For the distance from the origin $O(0, 0)$ to a point $P(x, y)$ this reduces to

$OP = \sqrt{x^2 + y^2}.$

Identifying figures from side lengths

Using the distance formula to compare sides and diagonals, you can recognise different figures.

• Scalene triangle: all three sides are different.
• Equilateral triangle: all three sides are equal.
• Isosceles triangle: two sides are equal.
• Right triangle: the square of the longest side equals the sum of the squares of the other two sides.
• Isosceles right triangle: show it is both isosceles and right.
• Rectangle: opposite sides are equal and the diagonals are equal.
• Square: all sides are equal and the diagonals are equal.
• Rhombus: all sides are equal but the diagonals are not equal.
• Parallelogram: opposite sides are equal but the diagonals are not equal.
• Collinear points $A$, $B$, $C$: find $AB$, $BC$, and $CA$. If the longest of these equals the sum of the other two, the points are collinear.

The section formula and midpoint

If $P(x, y)$ divides the segment $AB$ internally in the ratio $m_1 : m_2$, where $A(x_1, y_1)$ and $B(x_2, y_2)$, then

$P(x, y) = \left( \frac{m_1 x_2 + m_2 x_1}{m_1 + m_2},\ \frac{m_1 y_2 + m_2 y_1}{m_1 + m_2} \right).$

The midpoint of $AB$ is the special case of equal parts:

$M = \left( \frac{x_1 + x_2}{2},\ \frac{y_1 + y_2}{2} \right).$

The centroid of a triangle

The point where the medians of a triangle meet is the centroid, denoted $G$. The centroid divides each median in the ratio $2 : 1$ from the vertex, so $AG : GD = BG : GE = CG : GF = 2 : 1$.

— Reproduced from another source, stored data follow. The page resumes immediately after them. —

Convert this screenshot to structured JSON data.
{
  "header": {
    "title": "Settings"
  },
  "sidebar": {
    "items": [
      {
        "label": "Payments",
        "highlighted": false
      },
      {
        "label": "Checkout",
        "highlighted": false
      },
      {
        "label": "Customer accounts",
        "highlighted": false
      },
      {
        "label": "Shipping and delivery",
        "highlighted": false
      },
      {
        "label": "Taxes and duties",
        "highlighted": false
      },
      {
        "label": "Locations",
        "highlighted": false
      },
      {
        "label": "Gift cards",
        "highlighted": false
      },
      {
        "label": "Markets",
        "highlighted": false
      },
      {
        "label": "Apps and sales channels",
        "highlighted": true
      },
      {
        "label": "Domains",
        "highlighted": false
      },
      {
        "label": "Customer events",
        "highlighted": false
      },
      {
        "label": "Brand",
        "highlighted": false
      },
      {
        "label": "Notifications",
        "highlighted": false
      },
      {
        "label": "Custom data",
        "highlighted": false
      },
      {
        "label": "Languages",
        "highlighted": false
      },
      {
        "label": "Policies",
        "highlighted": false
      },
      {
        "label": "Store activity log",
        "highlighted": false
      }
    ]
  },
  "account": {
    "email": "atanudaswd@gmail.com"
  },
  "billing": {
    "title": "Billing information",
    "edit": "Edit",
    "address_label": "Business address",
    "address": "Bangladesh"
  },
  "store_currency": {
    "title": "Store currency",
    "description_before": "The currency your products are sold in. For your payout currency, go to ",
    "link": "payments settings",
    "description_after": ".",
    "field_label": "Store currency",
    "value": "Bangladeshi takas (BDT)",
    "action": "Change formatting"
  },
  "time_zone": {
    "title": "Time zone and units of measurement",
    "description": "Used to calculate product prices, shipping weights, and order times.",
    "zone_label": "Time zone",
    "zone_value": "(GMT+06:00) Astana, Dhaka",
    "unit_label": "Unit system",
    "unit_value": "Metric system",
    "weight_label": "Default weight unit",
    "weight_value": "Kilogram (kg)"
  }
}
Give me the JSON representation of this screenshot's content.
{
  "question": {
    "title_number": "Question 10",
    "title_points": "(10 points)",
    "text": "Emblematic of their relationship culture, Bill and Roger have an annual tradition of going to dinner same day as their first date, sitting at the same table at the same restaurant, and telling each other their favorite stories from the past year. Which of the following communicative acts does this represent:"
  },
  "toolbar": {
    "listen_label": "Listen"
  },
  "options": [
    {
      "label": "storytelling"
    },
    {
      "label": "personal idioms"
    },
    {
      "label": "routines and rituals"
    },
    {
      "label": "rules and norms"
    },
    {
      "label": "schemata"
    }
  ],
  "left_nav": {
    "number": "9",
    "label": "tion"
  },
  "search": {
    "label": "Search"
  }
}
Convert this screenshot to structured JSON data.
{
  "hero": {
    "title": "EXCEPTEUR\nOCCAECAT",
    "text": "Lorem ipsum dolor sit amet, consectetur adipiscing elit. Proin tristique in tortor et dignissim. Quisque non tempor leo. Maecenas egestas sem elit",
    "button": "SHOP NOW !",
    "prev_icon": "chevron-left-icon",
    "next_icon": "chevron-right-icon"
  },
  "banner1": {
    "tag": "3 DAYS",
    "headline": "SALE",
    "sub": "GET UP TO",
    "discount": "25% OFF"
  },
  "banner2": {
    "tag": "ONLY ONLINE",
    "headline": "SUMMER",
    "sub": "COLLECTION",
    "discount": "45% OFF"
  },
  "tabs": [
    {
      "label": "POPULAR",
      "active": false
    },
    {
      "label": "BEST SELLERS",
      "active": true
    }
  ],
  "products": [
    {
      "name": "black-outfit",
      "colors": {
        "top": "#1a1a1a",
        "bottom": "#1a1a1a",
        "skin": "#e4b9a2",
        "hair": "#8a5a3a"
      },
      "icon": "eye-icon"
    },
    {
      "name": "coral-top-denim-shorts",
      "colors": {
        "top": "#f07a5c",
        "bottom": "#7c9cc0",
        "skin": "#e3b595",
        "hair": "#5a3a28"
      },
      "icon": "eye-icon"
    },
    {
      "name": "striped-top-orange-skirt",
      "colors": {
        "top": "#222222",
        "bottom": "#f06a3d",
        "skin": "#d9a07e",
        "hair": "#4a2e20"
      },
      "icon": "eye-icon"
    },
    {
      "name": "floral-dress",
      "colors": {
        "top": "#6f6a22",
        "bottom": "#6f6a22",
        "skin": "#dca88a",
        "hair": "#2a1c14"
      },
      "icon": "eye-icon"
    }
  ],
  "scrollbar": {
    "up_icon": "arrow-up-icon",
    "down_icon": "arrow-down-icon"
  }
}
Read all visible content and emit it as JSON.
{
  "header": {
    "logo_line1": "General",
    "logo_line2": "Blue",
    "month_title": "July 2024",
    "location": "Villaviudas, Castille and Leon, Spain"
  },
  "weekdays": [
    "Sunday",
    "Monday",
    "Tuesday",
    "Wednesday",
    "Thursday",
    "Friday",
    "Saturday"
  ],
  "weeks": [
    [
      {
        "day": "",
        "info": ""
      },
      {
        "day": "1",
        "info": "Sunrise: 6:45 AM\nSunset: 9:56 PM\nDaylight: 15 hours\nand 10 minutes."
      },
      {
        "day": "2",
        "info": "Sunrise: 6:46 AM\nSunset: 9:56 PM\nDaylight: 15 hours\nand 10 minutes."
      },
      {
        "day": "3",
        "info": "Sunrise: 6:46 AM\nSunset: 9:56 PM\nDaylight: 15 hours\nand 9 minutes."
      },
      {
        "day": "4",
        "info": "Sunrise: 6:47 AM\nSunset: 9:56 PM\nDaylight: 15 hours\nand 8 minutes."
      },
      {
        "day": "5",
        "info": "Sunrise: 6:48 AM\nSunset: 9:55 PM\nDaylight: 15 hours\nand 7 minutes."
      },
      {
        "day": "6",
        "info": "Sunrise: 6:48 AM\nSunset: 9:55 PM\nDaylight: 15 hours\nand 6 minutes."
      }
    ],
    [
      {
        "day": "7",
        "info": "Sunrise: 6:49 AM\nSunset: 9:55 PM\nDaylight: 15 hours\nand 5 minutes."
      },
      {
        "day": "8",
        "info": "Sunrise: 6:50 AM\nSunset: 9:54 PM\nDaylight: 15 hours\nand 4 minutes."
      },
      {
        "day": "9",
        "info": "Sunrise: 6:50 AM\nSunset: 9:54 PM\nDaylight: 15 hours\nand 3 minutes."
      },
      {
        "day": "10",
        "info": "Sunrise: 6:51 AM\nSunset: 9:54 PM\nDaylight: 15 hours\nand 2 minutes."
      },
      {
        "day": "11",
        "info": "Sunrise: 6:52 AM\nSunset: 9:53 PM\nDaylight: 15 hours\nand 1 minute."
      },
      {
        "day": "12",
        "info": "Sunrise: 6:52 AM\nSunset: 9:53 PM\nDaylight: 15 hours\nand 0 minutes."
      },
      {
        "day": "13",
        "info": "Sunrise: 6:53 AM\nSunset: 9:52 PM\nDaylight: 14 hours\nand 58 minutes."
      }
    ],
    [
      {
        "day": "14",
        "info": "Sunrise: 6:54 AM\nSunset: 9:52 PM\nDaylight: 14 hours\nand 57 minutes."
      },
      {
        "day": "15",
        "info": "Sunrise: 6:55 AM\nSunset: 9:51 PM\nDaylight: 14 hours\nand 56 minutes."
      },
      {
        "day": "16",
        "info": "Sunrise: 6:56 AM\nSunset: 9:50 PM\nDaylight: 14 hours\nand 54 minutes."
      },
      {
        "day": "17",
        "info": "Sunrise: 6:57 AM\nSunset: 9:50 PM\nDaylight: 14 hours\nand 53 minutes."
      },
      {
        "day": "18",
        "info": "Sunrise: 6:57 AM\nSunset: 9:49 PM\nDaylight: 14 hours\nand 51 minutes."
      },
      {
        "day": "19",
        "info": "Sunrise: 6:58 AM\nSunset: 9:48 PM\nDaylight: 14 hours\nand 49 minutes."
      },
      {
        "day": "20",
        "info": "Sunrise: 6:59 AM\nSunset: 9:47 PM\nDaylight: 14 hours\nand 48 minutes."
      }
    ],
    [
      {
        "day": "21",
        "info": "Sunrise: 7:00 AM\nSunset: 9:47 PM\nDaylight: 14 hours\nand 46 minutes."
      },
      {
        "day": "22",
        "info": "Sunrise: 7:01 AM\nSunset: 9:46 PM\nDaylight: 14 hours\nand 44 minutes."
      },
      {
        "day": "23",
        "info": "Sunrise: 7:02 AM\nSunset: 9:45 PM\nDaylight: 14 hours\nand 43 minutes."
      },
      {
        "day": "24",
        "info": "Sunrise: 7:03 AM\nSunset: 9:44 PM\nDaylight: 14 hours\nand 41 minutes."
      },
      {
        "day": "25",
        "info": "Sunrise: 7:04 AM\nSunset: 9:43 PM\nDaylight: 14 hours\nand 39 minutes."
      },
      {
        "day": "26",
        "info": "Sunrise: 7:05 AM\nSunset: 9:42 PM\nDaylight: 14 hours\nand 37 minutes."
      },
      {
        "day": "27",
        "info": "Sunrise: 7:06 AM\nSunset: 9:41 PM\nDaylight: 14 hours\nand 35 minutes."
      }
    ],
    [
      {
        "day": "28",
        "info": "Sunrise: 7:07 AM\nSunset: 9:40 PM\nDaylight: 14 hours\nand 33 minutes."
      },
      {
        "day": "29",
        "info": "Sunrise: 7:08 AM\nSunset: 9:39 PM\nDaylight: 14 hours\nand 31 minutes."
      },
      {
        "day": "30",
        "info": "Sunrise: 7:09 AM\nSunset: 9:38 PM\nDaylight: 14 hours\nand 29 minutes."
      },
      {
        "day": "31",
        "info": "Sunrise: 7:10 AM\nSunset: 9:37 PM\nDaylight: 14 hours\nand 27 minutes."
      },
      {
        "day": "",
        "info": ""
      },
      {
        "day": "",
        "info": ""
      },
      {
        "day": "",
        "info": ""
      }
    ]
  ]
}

For a triangle with vertices $A(x_1, y_1)$, $B(x_2, y_2)$, $C(x_3, y_3)$, the centroid is

$G = \left( \frac{x_1 + x_2 + x_3}{3},\ \frac{y_1 + y_2 + y_3}{3} \right).$

Key takeaways

• A point on the $x$-axis is $(x, 0)$ and a point on the $y$-axis is $(0, y)$; the signs of the coordinates fix the quadrant.
• The distance between $A(x_1, y_1)$ and $B(x_2, y_2)$ is $\sqrt{(x_2 - x_1)^2 + (y_2 - y_1)^2}$, and from this you can identify triangles and quadrilaterals.
• The section formula gives the point dividing $AB$ in ratio $m_1 : m_2$, and the centroid of a triangle is the average of its three vertices.